The commissions’ mandate is to provide reparation to the victims, recommend legal action, and guarantee that such internal conflicts do not reoccur in future. But in the absence of enforcement mechanisms, both of the commissions are essentially toothless.
 
The entire reconciliation effort has been plagued with problems. Leaders of both commissions were selected in a politically motivated process that lacked transparency.
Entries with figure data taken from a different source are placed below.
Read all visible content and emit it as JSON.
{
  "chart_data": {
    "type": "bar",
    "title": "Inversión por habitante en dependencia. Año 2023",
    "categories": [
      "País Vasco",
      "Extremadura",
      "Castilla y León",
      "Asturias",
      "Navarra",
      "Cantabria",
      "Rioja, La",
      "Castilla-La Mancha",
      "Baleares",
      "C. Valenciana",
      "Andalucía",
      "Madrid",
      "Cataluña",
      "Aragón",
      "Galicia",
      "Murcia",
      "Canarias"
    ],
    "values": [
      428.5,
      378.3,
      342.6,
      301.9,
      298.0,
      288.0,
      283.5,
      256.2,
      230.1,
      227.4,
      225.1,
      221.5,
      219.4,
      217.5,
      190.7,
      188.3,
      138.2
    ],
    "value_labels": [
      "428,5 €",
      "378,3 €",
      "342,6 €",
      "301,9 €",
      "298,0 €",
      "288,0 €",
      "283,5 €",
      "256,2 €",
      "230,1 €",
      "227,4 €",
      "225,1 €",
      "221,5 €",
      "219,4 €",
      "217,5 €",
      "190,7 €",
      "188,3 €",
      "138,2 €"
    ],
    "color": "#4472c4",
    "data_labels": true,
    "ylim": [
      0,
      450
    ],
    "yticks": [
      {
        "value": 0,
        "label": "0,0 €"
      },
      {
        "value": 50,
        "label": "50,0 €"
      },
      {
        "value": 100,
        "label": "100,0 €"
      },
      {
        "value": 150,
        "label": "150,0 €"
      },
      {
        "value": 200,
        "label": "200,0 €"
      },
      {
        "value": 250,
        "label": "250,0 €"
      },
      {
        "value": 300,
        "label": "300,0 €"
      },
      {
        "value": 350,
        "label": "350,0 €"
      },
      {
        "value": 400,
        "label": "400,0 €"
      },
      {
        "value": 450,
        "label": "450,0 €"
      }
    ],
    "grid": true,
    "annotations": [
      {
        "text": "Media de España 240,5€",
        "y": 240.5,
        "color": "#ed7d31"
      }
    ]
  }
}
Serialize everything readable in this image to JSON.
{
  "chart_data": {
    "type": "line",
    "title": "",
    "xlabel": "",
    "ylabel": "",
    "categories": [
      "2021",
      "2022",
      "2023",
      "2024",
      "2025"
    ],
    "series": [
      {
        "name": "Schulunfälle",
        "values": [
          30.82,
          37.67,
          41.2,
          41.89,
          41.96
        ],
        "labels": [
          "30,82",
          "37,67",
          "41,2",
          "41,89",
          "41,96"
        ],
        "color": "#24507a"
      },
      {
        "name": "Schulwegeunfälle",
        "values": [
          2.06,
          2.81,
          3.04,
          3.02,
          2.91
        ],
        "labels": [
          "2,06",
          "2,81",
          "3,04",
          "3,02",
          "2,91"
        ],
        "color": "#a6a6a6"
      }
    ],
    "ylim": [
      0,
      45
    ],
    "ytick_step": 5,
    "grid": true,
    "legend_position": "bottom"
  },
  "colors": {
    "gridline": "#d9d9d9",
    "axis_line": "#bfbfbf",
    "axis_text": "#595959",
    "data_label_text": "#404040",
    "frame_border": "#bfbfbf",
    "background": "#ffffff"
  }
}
Moreover, the TRC calls for the victims to engage in mediation with the perpetrators, foreclosing the possibility of investigation and prosecution. And victims of rape and torture are denied justice under the TRC, which imposes a discriminatory 35-day statute of limitations to register cases.
 
In February 2015, 235 victims filed a petition demanding these provisions be amended. The Supreme Court ruled in the victims’ favor, clearly enunciating their right to truth, justice, and reparation. The court also ordered the government to amend the laws that allow amnesty and encourage impunity for the perpetrators.
 
Despite this ruling and immense pressure from civil society, however, the government and commissions have not yet developed and enforced the required laws and policies.
 
A culture of impunity is deeply rooted in the politics of Nepal. Thirty-eight commissions have convened to investigate human rights violations that occurred between 1990 to 2010. But the recommendations of most of them have yet to be implemented. Even more cases of human rights violations during the armed conflict have been recorded by organizations working in Nepal, but remain un-investigated by the government.
 
The National Human Rights Commission has investigated some of these cases, but despite this, the perpetrators have yet to be brought to justice. Some of the cases have already been filed in court by the victims and are not moving forward. Likewise, some of the decisions of the court still haven’t been implemented. The participants in the conflict are circling the wagons, creating a major challenge for those who want to hold the government accountable and honor the verdicts of the courts.
 
The case of Nanda Prasad Adhikari illustrates the level of institutionalized impunity. Adhikari died on September 22, 2014, while fasting with his wife for 300 days in a demand for justice for the murder of his younger son, Krishna. Adhikari’s body, which his family refuses to receive until his killer is brought to trial, remains in the mortuary of Tribhuwan University Teaching Hospital. Since Nanda Prasad’s death, his wife, Gangamaya, continues her hunger strike. Though her health is deteriorating, the government refuses to address their calls for justice.
 
Since last year’s earthquake, attention in Nepal has been focused on disaster relief. But to change the culture of impunity in Nepal, it is essential to focus on issues of transitional justice. We must safeguard evidence and witnesses to bring the perpetrators to justice under the law. Until this is done, Nepal cannot heal the scars of its violent history.